Written by Jamie Rodgers, CEO of J.M. Rodgers Co., Inc.
US Importers can breathe a small sigh of relief this week, as following meetings at the G-20 in Japan this week President Trump announced that no new tariffs would be going into effect on Chinese products any time soon.
The looming threat of a 25% tariff on the remaining $300 billion worth of products not currently touched by section 301 tariffs had been something of concern across nearly all industries for months. With over $200 billion of products already being hit by the 25% amount, the costs of importing were possibly looking at going way up across the board.
While there are no new tariffs, it does appear that the current tariffs are not going anywhere right now. There was no resolution from the G-20 talks, simply a promise to continue negotiating and not ratchet the pressure up higher with more tariffs in the short term. However, the current administration has turned policy on a dime in the past, and so it is always possible things change on that front.

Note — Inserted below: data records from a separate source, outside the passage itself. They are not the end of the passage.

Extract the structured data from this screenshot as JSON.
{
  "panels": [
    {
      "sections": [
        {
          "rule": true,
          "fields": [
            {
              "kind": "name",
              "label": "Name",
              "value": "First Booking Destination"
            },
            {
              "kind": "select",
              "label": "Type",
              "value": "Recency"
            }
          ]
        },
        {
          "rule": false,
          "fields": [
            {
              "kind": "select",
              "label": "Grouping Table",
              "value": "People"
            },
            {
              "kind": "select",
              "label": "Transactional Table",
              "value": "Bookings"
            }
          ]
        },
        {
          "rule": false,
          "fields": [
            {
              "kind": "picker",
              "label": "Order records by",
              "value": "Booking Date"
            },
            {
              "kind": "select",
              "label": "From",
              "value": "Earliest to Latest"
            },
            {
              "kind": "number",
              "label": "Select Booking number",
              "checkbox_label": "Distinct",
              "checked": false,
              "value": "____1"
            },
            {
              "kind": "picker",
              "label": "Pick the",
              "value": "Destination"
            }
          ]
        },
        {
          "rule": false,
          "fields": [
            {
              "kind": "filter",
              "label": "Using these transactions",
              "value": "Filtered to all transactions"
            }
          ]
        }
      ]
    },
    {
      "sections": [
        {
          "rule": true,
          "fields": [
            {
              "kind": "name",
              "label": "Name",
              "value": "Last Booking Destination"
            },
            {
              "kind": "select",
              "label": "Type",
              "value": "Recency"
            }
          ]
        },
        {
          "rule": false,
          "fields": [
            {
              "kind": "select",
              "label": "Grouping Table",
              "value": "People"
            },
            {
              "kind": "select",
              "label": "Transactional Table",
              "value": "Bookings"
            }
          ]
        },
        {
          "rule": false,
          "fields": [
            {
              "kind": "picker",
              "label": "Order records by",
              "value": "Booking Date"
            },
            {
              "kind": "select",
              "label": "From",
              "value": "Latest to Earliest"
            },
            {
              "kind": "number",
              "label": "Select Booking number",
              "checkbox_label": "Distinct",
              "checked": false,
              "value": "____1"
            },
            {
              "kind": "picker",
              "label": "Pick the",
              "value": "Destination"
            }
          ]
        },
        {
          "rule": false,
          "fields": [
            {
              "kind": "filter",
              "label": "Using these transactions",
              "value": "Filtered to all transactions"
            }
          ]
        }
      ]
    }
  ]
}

Progress on a new long-term trade agreement is still up in the air, but any meeting between the two world leaders that ended on a positive note is a good sign for the long term. Along with the announcement that new tariffs would be coming, President Trump also said that China agreed to purchase more farm products, a sign that both sides are entering into a period of good-faith negotiations to end the trade acrimony.
The section 301 duties have driven considerable interest in duty drawback. Since they were first announced as being eligible, it has become a big area of interest across industries that had barely paid duty for years. These new tariffs, along with new regulations in place, have made drawback a continuing hot topic among importers and exporters.